Anita - Thanks! :) I agree; I definitely like to initiate changes and I hate when they happen to me when I least expect them. I have a few friends that are very "go with the flow" which is SO not me, but I'm trying to be more like that.

This is a very helpful post...I loved the suggestions about change. My favorite...and the one I always need to work on...is about letting go of control.

One thing I do when I'm feeling resistant to change is think of myself as a tree. I let the wind, rain and seasons change me, but I remember I have roots to sustain me and keep me centered.

Thanks for a great post:~)

Hi Positively Present .. I love your posts they're full to bursting .. and so informative.

In general I think change is good .. what is not good about change is when it's done for the sake of it .. ie someone's taken over a job and has to reinvent the wheel .. drives me nutty! Also so often if there's a change - the next person hasn't a clue what's going on .. they don't ask, they don't understand the reasoning behind the previous decision ..

I try and absorb each change as I go along .. most don't make much difference .. but some drive me bananas!! Still that's life .. just get on with it!!

All the best
Hilary Melton-Butcher
Positive Letters

Sara - I'm in the same boat you are. I have a really difficult time letting go and just accepting that I cannot control some things. Great analogy about the tree. I love it. And, of course, you're welcome! :)
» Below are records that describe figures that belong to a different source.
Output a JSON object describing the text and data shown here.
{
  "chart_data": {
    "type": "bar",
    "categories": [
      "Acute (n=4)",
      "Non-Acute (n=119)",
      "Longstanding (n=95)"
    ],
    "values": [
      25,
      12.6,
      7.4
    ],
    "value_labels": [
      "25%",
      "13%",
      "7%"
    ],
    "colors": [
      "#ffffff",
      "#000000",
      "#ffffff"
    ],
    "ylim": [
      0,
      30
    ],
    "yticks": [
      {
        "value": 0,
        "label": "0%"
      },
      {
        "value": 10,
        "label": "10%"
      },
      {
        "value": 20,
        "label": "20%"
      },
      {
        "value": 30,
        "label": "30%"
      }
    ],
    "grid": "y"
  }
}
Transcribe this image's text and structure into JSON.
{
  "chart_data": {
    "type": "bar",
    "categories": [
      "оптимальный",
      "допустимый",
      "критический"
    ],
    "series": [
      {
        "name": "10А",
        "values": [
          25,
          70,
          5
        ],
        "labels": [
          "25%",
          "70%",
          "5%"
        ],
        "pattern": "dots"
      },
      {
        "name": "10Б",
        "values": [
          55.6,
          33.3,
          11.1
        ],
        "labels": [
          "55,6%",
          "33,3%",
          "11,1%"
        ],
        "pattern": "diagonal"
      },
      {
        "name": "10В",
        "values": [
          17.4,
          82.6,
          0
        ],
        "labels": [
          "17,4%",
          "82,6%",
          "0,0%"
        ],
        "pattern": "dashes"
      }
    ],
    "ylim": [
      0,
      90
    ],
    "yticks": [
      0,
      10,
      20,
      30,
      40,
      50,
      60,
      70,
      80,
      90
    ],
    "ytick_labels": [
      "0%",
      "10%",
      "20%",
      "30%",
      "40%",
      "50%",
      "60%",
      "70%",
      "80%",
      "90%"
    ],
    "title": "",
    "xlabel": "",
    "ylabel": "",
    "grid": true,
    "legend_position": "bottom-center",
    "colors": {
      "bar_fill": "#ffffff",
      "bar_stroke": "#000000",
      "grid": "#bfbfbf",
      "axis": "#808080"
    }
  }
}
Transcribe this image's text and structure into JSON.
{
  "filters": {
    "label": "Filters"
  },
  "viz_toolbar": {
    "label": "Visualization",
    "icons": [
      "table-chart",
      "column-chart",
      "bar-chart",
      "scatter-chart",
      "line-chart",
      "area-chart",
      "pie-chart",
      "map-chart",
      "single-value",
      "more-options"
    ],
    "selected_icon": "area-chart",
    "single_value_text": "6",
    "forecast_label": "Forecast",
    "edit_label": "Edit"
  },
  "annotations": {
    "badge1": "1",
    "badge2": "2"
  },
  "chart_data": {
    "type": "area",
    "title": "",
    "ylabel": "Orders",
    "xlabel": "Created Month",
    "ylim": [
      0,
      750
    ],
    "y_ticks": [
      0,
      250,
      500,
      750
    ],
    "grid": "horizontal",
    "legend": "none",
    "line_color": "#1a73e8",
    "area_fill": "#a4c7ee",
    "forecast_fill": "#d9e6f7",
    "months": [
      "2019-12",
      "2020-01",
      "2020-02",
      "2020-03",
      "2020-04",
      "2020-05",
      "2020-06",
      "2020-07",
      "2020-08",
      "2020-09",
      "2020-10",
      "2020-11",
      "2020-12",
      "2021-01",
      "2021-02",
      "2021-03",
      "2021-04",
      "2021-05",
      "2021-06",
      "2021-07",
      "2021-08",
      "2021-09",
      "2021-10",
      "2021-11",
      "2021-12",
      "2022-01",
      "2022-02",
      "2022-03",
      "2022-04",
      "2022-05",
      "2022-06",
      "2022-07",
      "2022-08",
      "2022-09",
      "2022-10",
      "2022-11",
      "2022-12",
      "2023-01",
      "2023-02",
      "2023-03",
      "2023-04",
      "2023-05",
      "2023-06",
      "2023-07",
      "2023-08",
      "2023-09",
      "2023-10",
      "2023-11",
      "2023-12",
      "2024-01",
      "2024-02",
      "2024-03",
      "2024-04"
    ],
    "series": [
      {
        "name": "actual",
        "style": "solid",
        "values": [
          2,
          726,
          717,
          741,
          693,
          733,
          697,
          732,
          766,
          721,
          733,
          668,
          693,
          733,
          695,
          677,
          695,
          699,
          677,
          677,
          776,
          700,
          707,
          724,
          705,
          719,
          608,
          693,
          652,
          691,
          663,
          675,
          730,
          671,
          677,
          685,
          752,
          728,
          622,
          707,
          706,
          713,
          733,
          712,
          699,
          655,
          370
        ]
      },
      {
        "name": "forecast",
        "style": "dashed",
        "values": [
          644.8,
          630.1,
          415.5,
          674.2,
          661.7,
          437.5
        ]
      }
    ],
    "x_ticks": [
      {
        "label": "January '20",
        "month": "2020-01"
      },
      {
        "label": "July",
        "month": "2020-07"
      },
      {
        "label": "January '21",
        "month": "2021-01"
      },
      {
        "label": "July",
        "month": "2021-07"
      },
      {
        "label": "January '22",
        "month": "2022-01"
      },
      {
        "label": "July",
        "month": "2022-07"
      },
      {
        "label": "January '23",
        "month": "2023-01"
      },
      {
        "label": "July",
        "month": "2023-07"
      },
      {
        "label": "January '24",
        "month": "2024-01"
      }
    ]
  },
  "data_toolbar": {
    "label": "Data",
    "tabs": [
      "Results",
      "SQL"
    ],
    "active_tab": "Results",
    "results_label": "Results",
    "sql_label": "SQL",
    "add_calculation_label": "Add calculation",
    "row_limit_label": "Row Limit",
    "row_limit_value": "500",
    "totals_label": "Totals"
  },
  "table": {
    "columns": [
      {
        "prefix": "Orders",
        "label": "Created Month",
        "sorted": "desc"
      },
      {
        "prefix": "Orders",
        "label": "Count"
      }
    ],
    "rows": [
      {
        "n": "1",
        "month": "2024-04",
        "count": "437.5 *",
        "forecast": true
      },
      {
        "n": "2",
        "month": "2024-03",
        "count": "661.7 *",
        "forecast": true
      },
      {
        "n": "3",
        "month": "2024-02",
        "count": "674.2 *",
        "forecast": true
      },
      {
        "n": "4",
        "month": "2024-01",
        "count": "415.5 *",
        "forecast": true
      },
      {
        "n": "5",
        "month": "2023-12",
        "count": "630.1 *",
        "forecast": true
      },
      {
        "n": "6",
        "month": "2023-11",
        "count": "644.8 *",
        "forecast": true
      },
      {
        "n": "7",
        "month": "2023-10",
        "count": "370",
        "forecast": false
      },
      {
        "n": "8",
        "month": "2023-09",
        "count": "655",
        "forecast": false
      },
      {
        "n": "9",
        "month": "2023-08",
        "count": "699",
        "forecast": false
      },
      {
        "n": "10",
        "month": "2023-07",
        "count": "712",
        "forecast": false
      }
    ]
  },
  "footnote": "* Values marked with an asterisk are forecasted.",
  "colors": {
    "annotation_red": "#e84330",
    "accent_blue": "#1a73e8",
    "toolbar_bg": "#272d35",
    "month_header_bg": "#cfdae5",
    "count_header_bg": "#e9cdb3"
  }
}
Hilary - Thank you! "Just get on with it" is such a good, and true, saying. When there's nothing we can do, we have to keep moving forward.

Oh yes! Anticipate change and remain calm...I need to remember that! Great post.

Caroline - Always easier said than done of course, especially if the change comes out of nowhere. If that happens, it's hard to anticipate it and it's definitely harder to keep calm, but, as I'm sure you agree with, it never helps to panic! Thanks for stopping by! :)

As a control freak, the suggestion of letting go of the control hits home. It is hard! In our life, we have gone through many changes and been a part of many changes in situations. I used to panic, but now my family calls change "adventure". We set ourselves up to win in all circumstances. Instead of looking at the bad and what we might be losing, we are always looking at the positive. Having kids really helped me with this. I can't let the little ones see Mommy in a panic!

Love your blog! Thanks for finding me!

Marci - I'm a pretty big control freak too so it's really hard for me to deal with change that hasn't been put in place by me. That's great that you use the term "adventure" and try to focus on the positive. I love that! And your blog is great too. I'm glad I came across it.

Love your blog, its really a refreshing read! Keep up the inspiring work :)

Sarah - Thanks for coming by! I'm so glad you like it and thanks for your encouragement. :)

dani!!!

good to know you're in the southern hemisphere too :)


spring time = glory times :P

awwwsome tips... and if all else fails, just stop trying to control what's going on. god - whatever it is - doesn't need your help :)

hope all'sgood
a

Alex - I'm glad you enjoyed the tips! Great point about getting rid of the desire to control what's happening. I really believe that things happen as they are supposed to and my perfectionist tendencies never make life any easier!